Get A⊕(B+1) from A⊕B

Question

I have numbers A,B,C.D.

(⊕ is XOR)

C = A⊕B

D = A⊕(B+1)

Is there any way to get D from C, when I do not know A and B? How?

Thanks for help!

Answer 1

This is not possible. For example, suppose $A=B=0$. Then $C=0\oplus 0=0$, while $D=0 \oplus 1=1$. But if $A=B=1$, then we still have $C=0$, but now $D=1 \oplus 10=11$. Since one value of $C$ can correspond to two different values of $D$, $D$ cannot be deduced from $C$.

Answer 2

As Chris explains, you cannot find $D$ exactly.

However, you can narrow down the possible values for $D$ considerably, which can be important in some contexts (such as cryptography).

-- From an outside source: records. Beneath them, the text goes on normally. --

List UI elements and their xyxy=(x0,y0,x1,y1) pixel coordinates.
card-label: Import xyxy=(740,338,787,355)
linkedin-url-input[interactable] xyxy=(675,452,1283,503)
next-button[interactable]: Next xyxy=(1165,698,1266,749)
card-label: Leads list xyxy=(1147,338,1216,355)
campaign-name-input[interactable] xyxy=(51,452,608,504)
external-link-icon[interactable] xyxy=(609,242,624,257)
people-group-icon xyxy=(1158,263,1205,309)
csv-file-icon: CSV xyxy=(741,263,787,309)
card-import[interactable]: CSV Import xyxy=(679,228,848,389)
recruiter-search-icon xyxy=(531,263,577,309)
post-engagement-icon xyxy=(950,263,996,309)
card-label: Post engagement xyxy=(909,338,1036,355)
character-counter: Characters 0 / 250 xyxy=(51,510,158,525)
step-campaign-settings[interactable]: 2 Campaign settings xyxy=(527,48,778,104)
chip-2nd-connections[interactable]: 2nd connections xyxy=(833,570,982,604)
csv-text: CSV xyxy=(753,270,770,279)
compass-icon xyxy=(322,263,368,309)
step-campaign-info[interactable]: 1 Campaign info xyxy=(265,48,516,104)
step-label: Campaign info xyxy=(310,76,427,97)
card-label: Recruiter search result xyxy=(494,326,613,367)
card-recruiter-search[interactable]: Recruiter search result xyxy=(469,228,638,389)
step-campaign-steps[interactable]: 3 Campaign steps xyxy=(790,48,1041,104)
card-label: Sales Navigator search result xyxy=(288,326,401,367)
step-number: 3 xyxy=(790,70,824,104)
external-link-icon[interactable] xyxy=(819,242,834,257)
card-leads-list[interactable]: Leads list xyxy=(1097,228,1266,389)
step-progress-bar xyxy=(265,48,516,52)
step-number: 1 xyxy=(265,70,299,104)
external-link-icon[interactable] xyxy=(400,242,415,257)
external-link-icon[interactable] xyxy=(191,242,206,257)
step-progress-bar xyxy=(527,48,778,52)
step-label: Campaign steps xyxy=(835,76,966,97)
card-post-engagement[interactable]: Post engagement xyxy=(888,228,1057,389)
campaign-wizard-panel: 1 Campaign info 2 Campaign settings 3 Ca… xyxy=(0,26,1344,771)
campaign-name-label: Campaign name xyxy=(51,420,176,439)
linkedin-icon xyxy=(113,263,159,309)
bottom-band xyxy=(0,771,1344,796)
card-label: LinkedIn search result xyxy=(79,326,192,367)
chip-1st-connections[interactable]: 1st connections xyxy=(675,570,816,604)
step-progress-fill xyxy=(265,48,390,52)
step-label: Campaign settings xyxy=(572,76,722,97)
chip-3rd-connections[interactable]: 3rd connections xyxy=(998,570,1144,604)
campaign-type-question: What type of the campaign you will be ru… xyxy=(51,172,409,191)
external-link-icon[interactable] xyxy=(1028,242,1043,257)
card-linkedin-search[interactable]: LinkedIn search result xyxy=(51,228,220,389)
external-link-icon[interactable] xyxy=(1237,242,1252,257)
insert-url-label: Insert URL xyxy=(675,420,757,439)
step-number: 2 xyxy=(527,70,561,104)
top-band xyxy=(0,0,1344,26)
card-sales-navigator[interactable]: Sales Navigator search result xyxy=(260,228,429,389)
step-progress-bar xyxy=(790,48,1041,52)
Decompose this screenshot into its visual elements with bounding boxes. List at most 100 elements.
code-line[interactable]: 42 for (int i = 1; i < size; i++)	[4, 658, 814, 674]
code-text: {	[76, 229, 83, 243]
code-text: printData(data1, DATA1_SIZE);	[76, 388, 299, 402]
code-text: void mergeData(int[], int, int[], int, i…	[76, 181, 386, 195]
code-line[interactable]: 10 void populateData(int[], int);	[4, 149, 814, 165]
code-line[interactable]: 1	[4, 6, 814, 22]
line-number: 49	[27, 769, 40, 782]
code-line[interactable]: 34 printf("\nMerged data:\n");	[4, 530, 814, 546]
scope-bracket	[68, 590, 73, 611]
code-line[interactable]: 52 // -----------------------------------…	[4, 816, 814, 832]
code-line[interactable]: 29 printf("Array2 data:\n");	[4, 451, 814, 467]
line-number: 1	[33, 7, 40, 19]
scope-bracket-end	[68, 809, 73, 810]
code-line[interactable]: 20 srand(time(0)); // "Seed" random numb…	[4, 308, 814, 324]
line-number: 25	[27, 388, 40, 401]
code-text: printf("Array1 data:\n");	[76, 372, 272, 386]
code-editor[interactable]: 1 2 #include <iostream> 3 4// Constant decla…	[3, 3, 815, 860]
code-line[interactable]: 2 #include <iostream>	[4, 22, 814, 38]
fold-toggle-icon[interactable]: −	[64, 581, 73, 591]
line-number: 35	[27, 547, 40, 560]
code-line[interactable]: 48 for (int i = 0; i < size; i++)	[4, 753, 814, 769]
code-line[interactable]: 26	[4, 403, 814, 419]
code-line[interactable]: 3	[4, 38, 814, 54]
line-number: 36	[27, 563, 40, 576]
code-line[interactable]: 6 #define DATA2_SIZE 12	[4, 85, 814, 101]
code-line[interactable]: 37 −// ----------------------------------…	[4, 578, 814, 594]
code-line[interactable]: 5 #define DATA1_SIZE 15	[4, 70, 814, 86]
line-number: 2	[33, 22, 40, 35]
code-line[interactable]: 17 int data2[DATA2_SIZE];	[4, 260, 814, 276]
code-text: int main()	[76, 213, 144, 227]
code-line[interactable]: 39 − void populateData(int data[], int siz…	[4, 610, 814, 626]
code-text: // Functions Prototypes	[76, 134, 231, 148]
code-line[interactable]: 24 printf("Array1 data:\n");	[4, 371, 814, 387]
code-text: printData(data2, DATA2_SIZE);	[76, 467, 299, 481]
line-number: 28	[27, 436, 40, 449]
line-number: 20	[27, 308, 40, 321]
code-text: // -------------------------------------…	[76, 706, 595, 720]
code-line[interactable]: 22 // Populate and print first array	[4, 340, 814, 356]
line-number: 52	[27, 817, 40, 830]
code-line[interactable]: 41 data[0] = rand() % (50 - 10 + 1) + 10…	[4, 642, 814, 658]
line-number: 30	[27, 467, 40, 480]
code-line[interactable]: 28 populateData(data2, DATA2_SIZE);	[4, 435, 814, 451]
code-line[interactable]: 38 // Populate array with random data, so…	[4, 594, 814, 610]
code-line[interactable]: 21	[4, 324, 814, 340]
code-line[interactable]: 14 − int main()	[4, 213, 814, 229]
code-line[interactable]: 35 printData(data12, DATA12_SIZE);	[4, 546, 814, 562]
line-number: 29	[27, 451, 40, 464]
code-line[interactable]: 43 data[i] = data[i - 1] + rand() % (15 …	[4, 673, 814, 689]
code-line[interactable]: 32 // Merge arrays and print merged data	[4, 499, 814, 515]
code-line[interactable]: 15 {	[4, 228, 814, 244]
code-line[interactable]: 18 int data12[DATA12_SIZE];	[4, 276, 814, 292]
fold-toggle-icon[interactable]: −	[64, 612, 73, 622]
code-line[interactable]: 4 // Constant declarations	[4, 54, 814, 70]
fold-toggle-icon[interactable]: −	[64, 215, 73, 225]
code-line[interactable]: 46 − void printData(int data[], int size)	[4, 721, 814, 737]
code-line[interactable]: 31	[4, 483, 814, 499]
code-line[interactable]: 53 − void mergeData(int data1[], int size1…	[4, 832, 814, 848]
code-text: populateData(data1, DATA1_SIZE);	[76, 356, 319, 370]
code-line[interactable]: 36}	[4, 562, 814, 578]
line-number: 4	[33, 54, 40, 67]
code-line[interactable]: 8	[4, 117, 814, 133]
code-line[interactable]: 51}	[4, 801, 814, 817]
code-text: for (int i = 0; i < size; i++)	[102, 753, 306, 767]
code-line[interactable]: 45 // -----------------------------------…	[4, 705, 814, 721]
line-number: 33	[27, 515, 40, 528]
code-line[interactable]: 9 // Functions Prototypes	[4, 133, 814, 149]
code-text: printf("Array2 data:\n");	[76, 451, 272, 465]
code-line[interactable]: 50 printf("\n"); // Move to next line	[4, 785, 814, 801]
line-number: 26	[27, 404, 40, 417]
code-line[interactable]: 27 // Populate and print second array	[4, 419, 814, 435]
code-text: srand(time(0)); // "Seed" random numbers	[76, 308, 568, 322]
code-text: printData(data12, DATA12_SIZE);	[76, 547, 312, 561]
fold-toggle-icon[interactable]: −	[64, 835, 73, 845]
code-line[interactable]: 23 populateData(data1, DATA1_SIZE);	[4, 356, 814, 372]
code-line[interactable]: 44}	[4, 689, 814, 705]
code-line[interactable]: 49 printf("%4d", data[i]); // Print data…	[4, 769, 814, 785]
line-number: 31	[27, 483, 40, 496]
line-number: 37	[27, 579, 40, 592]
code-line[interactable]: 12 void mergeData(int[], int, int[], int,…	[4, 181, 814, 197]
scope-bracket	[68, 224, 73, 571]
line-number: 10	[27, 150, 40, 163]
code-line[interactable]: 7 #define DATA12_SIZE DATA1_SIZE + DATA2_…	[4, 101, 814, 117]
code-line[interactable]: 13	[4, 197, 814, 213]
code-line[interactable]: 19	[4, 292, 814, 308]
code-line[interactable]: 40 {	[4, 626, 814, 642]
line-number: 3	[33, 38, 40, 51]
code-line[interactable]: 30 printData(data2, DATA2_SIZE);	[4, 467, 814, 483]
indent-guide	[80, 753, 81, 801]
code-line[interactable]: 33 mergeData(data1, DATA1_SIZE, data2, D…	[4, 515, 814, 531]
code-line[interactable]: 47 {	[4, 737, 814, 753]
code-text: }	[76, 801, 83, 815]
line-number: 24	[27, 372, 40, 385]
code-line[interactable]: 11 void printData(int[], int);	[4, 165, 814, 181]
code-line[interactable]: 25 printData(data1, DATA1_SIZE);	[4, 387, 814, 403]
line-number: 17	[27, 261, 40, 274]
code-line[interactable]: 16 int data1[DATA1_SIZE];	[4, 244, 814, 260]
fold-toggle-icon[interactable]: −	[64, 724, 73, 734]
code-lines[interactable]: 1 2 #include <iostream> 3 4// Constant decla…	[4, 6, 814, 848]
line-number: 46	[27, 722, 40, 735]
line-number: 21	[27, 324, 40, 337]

$B+1$ always differs from $B$ in that a number of least significant bits have been flipped. No bit that is flipped is to the left of any bit that is preserved. This description carries over when you xor with the unknown $A$. So you can say that $D$ must be $C\oplus(2^n-1)$ for some $n\ge 1$.

(It is also easy to see that each of these values is in fact a possible value for $D$, given appropriate choice of $A$, no matter what $C$ is).